都市に緑を生み出すのは、人の努力なしにはありえない。
杉井さんは週2回程度、同ガーデンを訪れ、手入れをしているという。
「植物はすごく順応性が高い。屋上だからといって、特別に考えることはないんですよ。私も楽しみながらやっています」
10年前に杉井さんが専任ガーデナーを引き受けたとき、アークヒルズの建設当時(昭和61年)に植えられた樹木は育っていたが、庭は荒れ、茶色い土がむきだしの状態。
手入れを始めるにあたり、「アークガーデニングクラブ」(定員100人)を組織し、クラブのメンバーとともに植物の世話を行ってきた。
肥料は庭園内に設置したコンポストでまかない、農薬は使っていない。
住居施設の間の駐車場の上にあるコミュニティーガーデン「メインガーデン」では、白、青、赤などに色分けされた花壇に、さまざまな植物を植える。
また路上駐輪の絶えなかった大通り沿いに植木鉢を置き、手入れを続けることで路上駐輪を一掃した。
こうしてアークガーデンは都心のオアシスに生まれ変わった。
杉井さんたちの活動は国内外で高く評価され、昨年はオーストリア政府とECが後援する民間の環境賞「エネルギー グローブ アワード」を受賞した。
杉井さんは「庭園づくりは確かに非効率で遠回り。でも、手間をかけてこそ都市の風景に根付く。この10年、クラブの仲間が支えとなりました」と振り返る。

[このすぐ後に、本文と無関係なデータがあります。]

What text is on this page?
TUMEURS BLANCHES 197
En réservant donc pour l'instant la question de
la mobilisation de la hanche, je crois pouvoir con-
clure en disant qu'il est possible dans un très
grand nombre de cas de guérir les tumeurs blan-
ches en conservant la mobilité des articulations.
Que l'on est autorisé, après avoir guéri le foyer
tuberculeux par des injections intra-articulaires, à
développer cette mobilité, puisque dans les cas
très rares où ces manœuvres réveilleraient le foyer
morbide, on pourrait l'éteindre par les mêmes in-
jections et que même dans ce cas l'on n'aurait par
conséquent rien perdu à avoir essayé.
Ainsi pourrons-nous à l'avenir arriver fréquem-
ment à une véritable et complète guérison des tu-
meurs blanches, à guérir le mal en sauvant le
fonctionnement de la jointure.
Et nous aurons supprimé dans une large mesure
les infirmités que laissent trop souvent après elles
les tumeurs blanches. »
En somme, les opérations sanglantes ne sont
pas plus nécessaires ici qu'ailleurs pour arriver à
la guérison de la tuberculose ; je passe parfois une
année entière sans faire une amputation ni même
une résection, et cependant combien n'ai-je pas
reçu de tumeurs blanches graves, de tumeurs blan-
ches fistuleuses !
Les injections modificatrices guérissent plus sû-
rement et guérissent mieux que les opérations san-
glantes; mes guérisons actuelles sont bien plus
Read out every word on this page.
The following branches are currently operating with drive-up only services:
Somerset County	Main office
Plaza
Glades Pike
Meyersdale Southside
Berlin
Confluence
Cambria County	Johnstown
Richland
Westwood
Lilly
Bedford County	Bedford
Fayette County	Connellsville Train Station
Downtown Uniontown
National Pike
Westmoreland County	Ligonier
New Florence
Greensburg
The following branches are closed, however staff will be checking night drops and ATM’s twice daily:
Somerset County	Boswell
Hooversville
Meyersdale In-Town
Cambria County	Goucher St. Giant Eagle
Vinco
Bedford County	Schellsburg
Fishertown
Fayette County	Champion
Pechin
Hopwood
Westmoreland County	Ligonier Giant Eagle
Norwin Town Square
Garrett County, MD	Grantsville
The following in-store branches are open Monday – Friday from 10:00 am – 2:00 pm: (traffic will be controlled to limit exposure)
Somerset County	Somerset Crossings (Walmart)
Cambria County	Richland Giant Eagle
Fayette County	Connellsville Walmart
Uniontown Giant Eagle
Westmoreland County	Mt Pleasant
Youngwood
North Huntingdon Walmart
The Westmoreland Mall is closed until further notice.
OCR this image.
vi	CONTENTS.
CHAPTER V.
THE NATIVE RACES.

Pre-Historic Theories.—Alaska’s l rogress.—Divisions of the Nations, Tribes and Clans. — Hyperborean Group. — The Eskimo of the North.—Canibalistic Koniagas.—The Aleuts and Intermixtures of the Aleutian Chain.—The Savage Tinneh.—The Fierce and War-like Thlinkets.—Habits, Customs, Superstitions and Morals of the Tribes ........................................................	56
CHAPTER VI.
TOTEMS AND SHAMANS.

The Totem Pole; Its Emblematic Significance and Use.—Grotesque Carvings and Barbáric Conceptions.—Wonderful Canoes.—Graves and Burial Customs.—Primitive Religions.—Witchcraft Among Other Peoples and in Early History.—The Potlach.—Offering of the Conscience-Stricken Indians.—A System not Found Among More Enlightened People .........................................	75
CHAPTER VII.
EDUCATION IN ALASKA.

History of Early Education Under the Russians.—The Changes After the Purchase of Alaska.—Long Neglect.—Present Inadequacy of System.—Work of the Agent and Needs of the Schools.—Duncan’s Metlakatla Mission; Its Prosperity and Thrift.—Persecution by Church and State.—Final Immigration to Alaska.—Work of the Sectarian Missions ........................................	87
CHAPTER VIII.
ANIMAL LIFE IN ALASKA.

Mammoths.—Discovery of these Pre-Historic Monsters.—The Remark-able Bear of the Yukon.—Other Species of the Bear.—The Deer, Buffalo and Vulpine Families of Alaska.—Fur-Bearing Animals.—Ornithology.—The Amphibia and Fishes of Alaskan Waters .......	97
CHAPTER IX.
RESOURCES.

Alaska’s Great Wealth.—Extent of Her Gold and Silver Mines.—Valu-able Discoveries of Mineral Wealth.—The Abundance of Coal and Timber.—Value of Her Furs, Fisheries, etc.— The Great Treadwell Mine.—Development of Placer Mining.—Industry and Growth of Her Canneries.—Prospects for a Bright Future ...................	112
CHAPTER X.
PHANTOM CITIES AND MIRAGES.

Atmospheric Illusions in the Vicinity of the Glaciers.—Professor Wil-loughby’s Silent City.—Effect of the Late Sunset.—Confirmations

サントリーホールの上にあるルーフガーデンとローズガーデンは周辺の住宅やオフィスから「見て楽しめる」ことをコンセプトに作られ、野鳥保護のため通常非公開。「秘密の花園」と呼ばれている。
人の出入りが少ない分だけ、豊かな生態系が育まれている。
庭園というと洋花を中心に植栽され、完璧に手入れされた花壇を思い浮かべるが、杉井さんは日本らしい庭園づくりにこだわる。確かにルーフガーデンは、かつての里山を思い出させてくれる。
杉井さんは「都会では感じにくい四季の変化を、植物を通じて感じることができます。単に屋上緑化を温暖化防止の機能としてとらえるのではなく、ビルを借景にした新しい庭園文化として広めたい」と語った。
ルーフガーデンはサントリーホールが休館する春と秋の数日だけ公開される。
今回の特別公開は9日正午から午後7時まで。